I read a really intriguing article by Tim Stafford. I am going to post a few excerpts of it on this blog. Hopefully it will help us think through what it looks like to be followers of Jesus in a city where "being Christian" is more often a category on your facebook page than a way of life. Denis Haack, who critiques films, books, and music says that Christians often act like they live in Jerusalem. Not so argues Haack--Christians live in Babylon. If this is the case, then why are we surprised when we see a movie that offends are values? Babylonian movies reflect Babylonian values, not Christian ones.

The problem is, as Christians, we don't live in Babylon. We live in Samaria. 

Babylon is far from Jerusalem and it doesn't know much about its religion. What you believe or how you worship is of little significance to Babylon, so long as you keep the peace and contribute to civic life. This was the case with Daniel and the other Jewish exiles. They only got in trouble when the undermined the government or got caught up in petty politics. Babylon could have cared less about their religion.

But Samaria is different. The people in Samaria know plenty about Jerusalem's religion (though some of the information may be distorted). And unlike Babylon where the people are indifferent to Jerusalem's religion, Samaria holds a grudge against it.

If you read the story of Jesus sitting around the well with a Samaritan woman (John 4), you will remember that Jews and Samaritans had a long history of not getting along. They were like estranged relatives. They had a partly shared worldview (both studied the first 5 books of the Bible), they had a shared point of origin (both came from the line of Jacob), and they had well defined points of contention (where do we go to worship and be forgiven?). 

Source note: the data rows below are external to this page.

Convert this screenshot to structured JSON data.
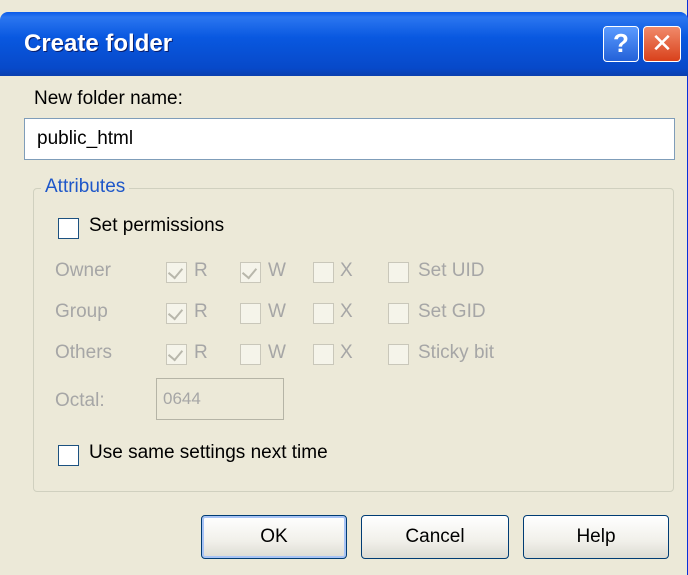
{
  "window": {
    "title": "Create folder",
    "help_button": "?",
    "close_button": "✕"
  },
  "name_field": {
    "label": "New folder name:",
    "value": "public_html"
  },
  "attributes": {
    "group_label": "Attributes",
    "set_permissions": {
      "label": "Set permissions",
      "checked": false
    },
    "rows": [
      {
        "label": "Owner",
        "r": {
          "label": "R",
          "checked": true
        },
        "w": {
          "label": "W",
          "checked": true
        },
        "x": {
          "label": "X",
          "checked": false
        },
        "special": {
          "label": "Set UID",
          "checked": false
        }
      },
      {
        "label": "Group",
        "r": {
          "label": "R",
          "checked": true
        },
        "w": {
          "label": "W",
          "checked": false
        },
        "x": {
          "label": "X",
          "checked": false
        },
        "special": {
          "label": "Set GID",
          "checked": false
        }
      },
      {
        "label": "Others",
        "r": {
          "label": "R",
          "checked": true
        },
        "w": {
          "label": "W",
          "checked": false
        },
        "x": {
          "label": "X",
          "checked": false
        },
        "special": {
          "label": "Sticky bit",
          "checked": false
        }
      }
    ],
    "octal": {
      "label": "Octal:",
      "value": "0644"
    },
    "use_same_settings": {
      "label": "Use same settings next time",
      "checked": false
    }
  },
  "buttons": {
    "ok": "OK",
    "cancel": "Cancel",
    "help": "Help"
  }
}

They knew each other...or at least they thought they did, so therefore they didn't associate with one another. Their familiarity with one another led to suspicion and hostility. 

This often rings true for life in America. The problem is not that my religion is strange. The problem is that my religion in familiar. Like Samaritans and Jews, Christians and Non-Christians have a partly shared world view (Our Western Traditions, Our Southern Values, even the Bible and Prayer), we have a shared point of origin (after all America was born out of Christendom), and well defined points of contention (the exclusivity of Jesus). 

We are familiar with what one another believes. Or at least we think we are. This often leads to hostility, and at the very least...deep seeded grudges.

For us to move past this, we must respond the way Jesus did. Jesus sidestepped all of the classic arguments, using creative language (i.e. "living water") to provoke curiosity. He pointed ahead to times when Samaritans and Jews would drown their differences in a newer, and deeper reality. 

It is more than refining our conversation though, living in Samaria requires patience and love for the long haul. No one can change a grudge by direct assault. Instead we have to outlive it, and look for fresh opportunities to begin anew. We have to love the people on the other side of our grudges and presuppositions. 

After all, Jesus clearly did. He honored Samaria when he chose a Samaritan for his parable of being a good neighbor (who do we choose for our illustrations of virtue?). He sent his disciples to Samaria to announce his resurrection (Acts 1:8). If you remember the rest of the story, Phillip took Jesus seriously and amazing things happened.

What does it look like for you and I to follow Jesus in a place like Samaria? Do we have the patience and the love to outlive our country's presuppositions about our faith in Christ? Do we have the ability to view Samaria the way Jesus did...not as our enemy, but as our neighbor?